How shall we live in relation to the planet? How can we go from a consumptive to a sustainable way of life and from a sustainable to a regenerative way of life? What is our duty to the living and nonliving creations among which we live and on which we depend…how can our faith provide healing, inspiration, formation, and motivation for the way forward?

How shall we live in relation to poverty? Given that capitalism out-competed communism, what threats does capitalism in its current form pose for our world? How can capitalism be redeemed, retrained, and redirected so that a prosperous minority of people don’t continue to suffer the dehumanizing meaninglessness of self-centered luxury while a struggling majority suffer the dehumanizing degradation of crushing poverty?...how can our faith provide motivation and wisdom for the way forward?

How shall we live in relation to the people who are different from us—in religion, region, race, class, caste, political party, sexual orientation, history, and so on?


He thinks that tackling these questions will make us feel more alive, more significant. He worries that the word “new” in the title will lead people to ignore the fact that much of this is ancient content. He also worries that the word “Christianity” is misleading, since he doesn’t believe Jesus came to found a new religion, nor does he think Christianity is the entire answer, but a part of the answer. “Christianity” has developed a lot of accretions that were problematic especially in their application.

We just refer to our past study as “theology,” not “white theology” or “domination theology” or “male theology.” He has a care for what is being created here. Is it just another spin on the past, or “is it more creative and subversive than that?” (4324-33).

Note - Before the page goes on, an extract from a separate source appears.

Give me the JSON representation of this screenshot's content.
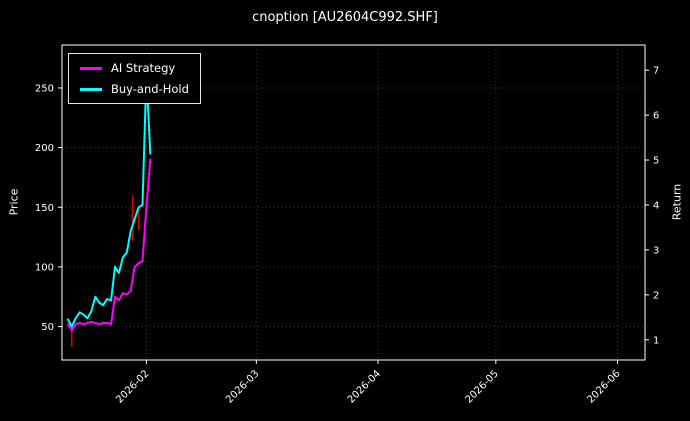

Today we don’t nail theses to a door, but post them on a website or put them in a book or discuss them in a coffee shop.

McLaren feels that, like Luther, we must raise these questions about “urgent and emergent issues.” He wants to start a conversation and call for “collegial and creative collaboration.” We must, he says, “come out of our closets and admit we have been asking these …questions in secret.” Doing so is scary, because “we don’t want to betray our heritage..to prove unfaithful to the faith that has nourished our souls” (4351-4360).

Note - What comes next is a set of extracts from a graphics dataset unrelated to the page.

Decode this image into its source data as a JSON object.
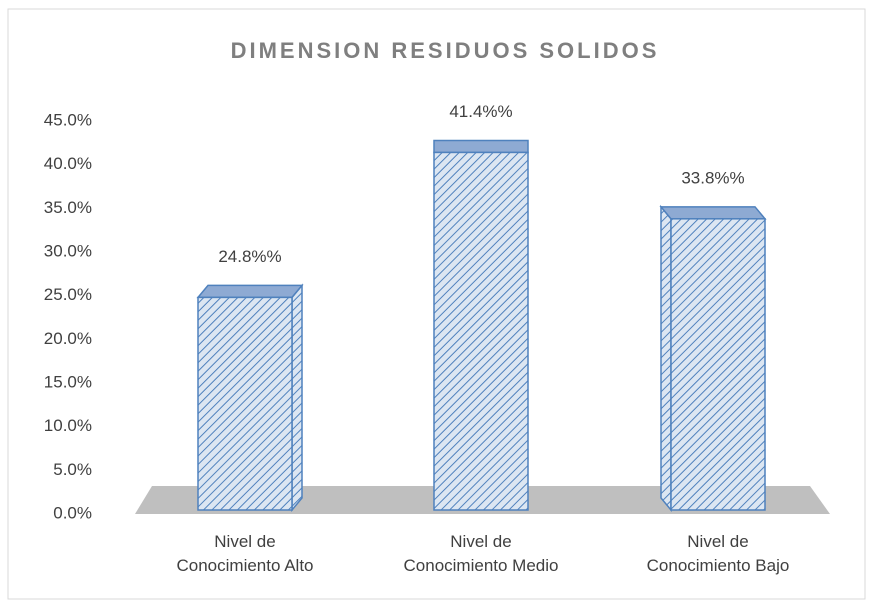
{
  "chart_data": {
    "type": "bar3d",
    "title": "DIMENSION RESIDUOS SOLIDOS",
    "categories": [
      "Nivel de Conocimiento Alto",
      "Nivel de Conocimiento Medio",
      "Nivel de Conocimiento Bajo"
    ],
    "values": [
      24.8,
      41.4,
      33.8
    ],
    "value_labels": [
      "24.8%%",
      "41.4%%",
      "33.8%%"
    ],
    "color": "#4f81bd",
    "ylim": [
      0,
      45
    ],
    "yticks": [
      {
        "value": 0,
        "label": "0.0%"
      },
      {
        "value": 5,
        "label": "5.0%"
      },
      {
        "value": 10,
        "label": "10.0%"
      },
      {
        "value": 15,
        "label": "15.0%"
      },
      {
        "value": 20,
        "label": "20.0%"
      },
      {
        "value": 25,
        "label": "25.0%"
      },
      {
        "value": 30,
        "label": "30.0%"
      },
      {
        "value": 35,
        "label": "35.0%"
      },
      {
        "value": 40,
        "label": "40.0%"
      },
      {
        "value": 45,
        "label": "45.0%"
      }
    ],
    "grid": false
  }
}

His is a call, not just to talk and repeat statements from the past, but to act and “precipitate a change, foment a …gentle and hopeful revolution.” We must be loyal to the past, but also loyal to the present world “in which we serve,” and especially loyal to the future: “to be loyal to the God who was…the God who is.. and the God who is to come.” He has a sense that there is something in Christianity trying to be born. He says we may feel it as curiosity and “a desire for better answers,” or as frustration, “know that there must be more to faith than you currently know,” or as hope, knowing that God is seeking people through whom this can come to life (4379-86).